С хозяйкой дома, Мелани Мажюс, приключился нервный шок, когда она узнала… И эта приятная женщина дает показания. Дает показания шофер Бартоломе. Садовник, встречавший Вассиоски во время его одиноких прогулок, тоже говорит. Говорит владелец моторной лодки. Кантональные власти не говорят.

На вилле Якуба Мейсснингера, что на самой франко-швейцарской границе, собиралась международная компания, по большей части молодые мужчины. Высшие офицеры французской армии являлись переодетые в штатское. Господин Мейсснингер, бывший консул Парагвая, не довольствовался обществом жены и двух дочерей, он собирал вокруг себя множество молодых людей. Три дамы любили Шопена, пока… пока у Шопена были ключи от виллы. И больше того. В перерывах между отдельными номерами домашних концертов тщедушный виртуоз подкреплялся липовым чаем. Допустим, что таким вот образом, по мелким осколкам зеркальца в пепле, можно реконструировать всю историю. И если все утверждают, что Вассиоски не был психопатом, то встает вопрос: что же за взрывчатое вещество откладывал этот артист в своих мозговых извилинах? Сперва — в мозговые извилины, потом — в термосы…

— Весь мир сейчас интересуется истреблением, — по-французски заметил охотник со швейцарским значком на отвороте.

Менкина оторвался от журнала, поднял голову: что думает по этому поводу Дарина и другой пассажир? Но тот еще больше углубился в чтение газеты, как только Менкина посмотрел в его сторону.

— А в Словакии у вас тоже так интересуются истреблением? — спросил аристократический охотник.

Менкине не хотелось вступать с ним в разговор, а уж тем более — Дарине.

— Вы ведь наслаждаетесь тут глубоким миром, — опять сказал иностранец.

Менкина иронически поклонился ему, подумав про себя: «Да, да, мы прямо по уши погружены в мир». Однако он ответил в конце концов:

— Согласен с вами, сударь, интерес к истреблению носит всеобщий характер. Охотники живо интересуются стрельбой, но дичь — еще больше.

Менкина стрельнул глазом в угол купе. Что-то скажет молчаливый пассажир, все еще прятавшийся за развернутой газетой? Пара серых глаз блеснула поверх газеты холодной иронией.

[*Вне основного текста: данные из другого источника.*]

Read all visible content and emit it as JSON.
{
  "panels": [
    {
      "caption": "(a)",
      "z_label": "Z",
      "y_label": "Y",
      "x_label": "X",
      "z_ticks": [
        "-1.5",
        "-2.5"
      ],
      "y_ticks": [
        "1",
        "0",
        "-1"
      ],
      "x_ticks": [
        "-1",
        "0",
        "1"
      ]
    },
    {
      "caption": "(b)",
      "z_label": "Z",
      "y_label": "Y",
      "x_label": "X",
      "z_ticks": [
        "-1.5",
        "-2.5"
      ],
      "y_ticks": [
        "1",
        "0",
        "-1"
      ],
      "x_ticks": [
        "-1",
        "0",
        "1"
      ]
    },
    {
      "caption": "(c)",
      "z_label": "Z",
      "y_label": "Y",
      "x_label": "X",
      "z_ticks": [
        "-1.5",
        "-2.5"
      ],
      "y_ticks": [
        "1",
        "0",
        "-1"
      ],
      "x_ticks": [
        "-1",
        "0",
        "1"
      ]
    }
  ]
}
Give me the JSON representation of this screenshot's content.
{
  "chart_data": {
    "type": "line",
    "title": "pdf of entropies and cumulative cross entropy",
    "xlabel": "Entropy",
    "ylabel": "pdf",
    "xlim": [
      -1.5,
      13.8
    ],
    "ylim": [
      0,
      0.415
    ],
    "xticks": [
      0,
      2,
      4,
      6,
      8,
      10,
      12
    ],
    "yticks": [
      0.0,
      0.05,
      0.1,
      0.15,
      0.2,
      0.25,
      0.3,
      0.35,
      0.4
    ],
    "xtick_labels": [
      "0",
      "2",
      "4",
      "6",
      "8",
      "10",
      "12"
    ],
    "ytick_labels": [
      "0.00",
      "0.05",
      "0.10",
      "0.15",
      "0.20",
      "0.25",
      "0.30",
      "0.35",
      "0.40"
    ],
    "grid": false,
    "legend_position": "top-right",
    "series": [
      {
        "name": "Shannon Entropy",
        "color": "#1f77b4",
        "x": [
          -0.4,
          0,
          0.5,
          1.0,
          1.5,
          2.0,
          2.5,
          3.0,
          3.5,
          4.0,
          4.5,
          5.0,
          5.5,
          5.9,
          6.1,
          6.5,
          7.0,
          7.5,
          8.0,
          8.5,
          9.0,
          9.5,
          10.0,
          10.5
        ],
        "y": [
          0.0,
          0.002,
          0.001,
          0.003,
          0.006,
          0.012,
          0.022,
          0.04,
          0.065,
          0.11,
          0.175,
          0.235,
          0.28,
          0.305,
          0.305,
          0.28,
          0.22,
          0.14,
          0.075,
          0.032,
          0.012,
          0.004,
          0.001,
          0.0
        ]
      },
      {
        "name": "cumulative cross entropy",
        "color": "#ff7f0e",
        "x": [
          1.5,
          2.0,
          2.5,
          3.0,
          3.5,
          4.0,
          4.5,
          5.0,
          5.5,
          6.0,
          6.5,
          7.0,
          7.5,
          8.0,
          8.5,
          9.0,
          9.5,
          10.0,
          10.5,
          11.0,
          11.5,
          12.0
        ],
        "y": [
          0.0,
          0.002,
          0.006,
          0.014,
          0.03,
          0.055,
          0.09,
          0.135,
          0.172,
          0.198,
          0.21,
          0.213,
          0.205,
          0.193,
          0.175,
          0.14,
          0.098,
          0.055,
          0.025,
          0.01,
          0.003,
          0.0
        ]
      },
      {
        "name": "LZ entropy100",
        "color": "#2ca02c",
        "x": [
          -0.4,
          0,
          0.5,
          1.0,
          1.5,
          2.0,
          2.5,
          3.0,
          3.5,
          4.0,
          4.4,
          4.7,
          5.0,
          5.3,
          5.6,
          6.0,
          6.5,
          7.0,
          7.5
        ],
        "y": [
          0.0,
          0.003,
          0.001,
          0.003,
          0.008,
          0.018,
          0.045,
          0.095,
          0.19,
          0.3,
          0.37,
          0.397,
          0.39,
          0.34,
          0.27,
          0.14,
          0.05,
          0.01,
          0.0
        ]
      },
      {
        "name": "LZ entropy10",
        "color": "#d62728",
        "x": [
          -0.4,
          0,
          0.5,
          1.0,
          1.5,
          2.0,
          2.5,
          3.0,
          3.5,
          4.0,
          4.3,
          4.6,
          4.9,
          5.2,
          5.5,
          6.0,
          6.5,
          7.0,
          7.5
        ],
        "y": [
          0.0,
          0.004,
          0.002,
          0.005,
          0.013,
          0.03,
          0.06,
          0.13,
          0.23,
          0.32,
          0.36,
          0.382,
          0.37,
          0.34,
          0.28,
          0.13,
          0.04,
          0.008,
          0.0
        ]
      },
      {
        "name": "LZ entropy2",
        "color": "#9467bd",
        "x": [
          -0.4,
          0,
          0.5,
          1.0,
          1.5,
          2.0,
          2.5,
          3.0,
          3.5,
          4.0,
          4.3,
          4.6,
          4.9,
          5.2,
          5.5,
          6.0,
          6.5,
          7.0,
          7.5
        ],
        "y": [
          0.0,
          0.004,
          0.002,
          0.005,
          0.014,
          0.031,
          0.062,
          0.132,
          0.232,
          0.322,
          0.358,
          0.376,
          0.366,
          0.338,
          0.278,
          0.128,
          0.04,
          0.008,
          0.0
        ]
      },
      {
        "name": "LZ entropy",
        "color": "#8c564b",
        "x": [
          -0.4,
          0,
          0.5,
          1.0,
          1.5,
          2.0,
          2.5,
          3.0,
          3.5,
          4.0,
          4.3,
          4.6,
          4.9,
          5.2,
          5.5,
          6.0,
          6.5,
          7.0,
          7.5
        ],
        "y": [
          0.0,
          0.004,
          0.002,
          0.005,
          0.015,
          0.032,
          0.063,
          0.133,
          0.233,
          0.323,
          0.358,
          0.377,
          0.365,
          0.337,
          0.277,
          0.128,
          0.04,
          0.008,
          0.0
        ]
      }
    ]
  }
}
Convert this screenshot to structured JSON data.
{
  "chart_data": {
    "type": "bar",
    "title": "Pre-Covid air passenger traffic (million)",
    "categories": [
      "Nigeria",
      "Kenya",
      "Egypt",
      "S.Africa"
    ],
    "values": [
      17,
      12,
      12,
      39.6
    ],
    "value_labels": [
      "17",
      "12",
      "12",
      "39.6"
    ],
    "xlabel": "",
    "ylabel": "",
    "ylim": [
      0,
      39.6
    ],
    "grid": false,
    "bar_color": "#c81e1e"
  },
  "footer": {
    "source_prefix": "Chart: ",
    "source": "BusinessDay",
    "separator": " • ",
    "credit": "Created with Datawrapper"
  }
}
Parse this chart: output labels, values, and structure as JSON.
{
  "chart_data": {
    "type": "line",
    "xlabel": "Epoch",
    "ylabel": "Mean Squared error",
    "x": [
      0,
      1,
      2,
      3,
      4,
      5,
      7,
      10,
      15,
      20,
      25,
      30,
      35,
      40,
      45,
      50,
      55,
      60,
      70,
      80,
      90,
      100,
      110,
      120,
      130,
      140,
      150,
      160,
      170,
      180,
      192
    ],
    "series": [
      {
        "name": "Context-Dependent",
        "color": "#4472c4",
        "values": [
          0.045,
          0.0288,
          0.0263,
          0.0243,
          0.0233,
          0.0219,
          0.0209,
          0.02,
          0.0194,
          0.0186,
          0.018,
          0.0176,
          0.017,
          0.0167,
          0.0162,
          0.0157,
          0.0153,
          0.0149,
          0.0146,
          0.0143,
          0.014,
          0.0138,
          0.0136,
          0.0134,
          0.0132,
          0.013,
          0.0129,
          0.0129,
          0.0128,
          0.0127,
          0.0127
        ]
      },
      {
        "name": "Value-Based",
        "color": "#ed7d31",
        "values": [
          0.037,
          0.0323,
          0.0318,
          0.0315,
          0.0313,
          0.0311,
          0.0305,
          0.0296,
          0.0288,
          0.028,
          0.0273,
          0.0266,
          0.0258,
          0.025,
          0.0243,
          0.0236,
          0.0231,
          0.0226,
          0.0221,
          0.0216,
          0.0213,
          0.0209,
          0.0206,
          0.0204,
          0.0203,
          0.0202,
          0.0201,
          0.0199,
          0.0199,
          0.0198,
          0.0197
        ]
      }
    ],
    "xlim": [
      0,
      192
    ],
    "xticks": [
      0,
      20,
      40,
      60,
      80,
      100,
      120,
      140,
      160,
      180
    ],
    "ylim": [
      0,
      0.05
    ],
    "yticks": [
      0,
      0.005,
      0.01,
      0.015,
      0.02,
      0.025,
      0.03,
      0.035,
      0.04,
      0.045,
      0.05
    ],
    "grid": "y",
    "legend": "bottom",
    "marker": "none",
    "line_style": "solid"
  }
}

Менкина прочел в них одобрение.

— А ваше мнение? — прямо обратился Томаш к читавшему газету.

Тот опустил ее наконец, и Менкина прямо вздрогнул: напротив него сидел тот самый человек, который вышел из комнаты Лучанов, когда там появился Томаш. Сейчас этот человек разразился тихим смехом, показав все свои зубы. Он решил дать узнать себя. И смехом своим как бы говорил Менкине: «Ну что ж, смотрите, это я». Его беззаботный смех, его выразительное худощавое лицо сразу напомнили Менкине свадебную фотографию, которую он видел у Лычковой.

«Ах, это ты, герой моего Янко Лучана! Ты — Лычко», — с уверенностью сказал себе Томаш. Он посмотрел на него; так они молча познакомились, и сразу живейшая симпатия перекинулась от одного к другому. Для Менкины решающим было, пожалуй, восхищение Янко Лучана этим человеком и гордая любовь, с какой на Менкину, как на незнакомого, посмотрела мать Лычко. А Лычко, без сомнения, уже слышал о Томаше и составил себе о нем мнение. И улыбнулся он ему с такой добросердечной насмешливостью потому, что встретился с ним в присутствии Дарины.

— Да, интерес к стрельбе весьма широк, — сказал этот человек, подавая руку Менкине и Дарине; фамилию свою он опять назвал как-то неразборчиво, вроде «Гучко».

— А хорошо в горах, правда? Уж куда лучше, чем в купе. Не тянет вас туда?

Веселая улыбка предназначалась Дарине. Вершины Фатры купались в синем небе… Но Лычко вдруг вспомнил о чем-то, и лицо его сделалось строгим.

— Сегодня в Жилине арестовали вашего священника, — сказала он. — Многих теперь арестуют за глупость — очень уж наивно они действуют.

— Наивно, говорите? — возмутилась, будто защищая что-то, Дарина.

— Ну да. И сами сели, и для дела проку мало.

Дарина, думая об арестованном священнике, сказала обиженно, будто Лычко пренебрежительно отозвался о ней самой:

— По-вашему, это глупость — пойти в тюрьму за ближнего?

— Нет, и это уже кое-что. Однако, если б они действовали во имя самого дела — были бы осторожнее, и больше бы успели. Сейчас многие священники садятся в тюрьму только ради успокоения совести.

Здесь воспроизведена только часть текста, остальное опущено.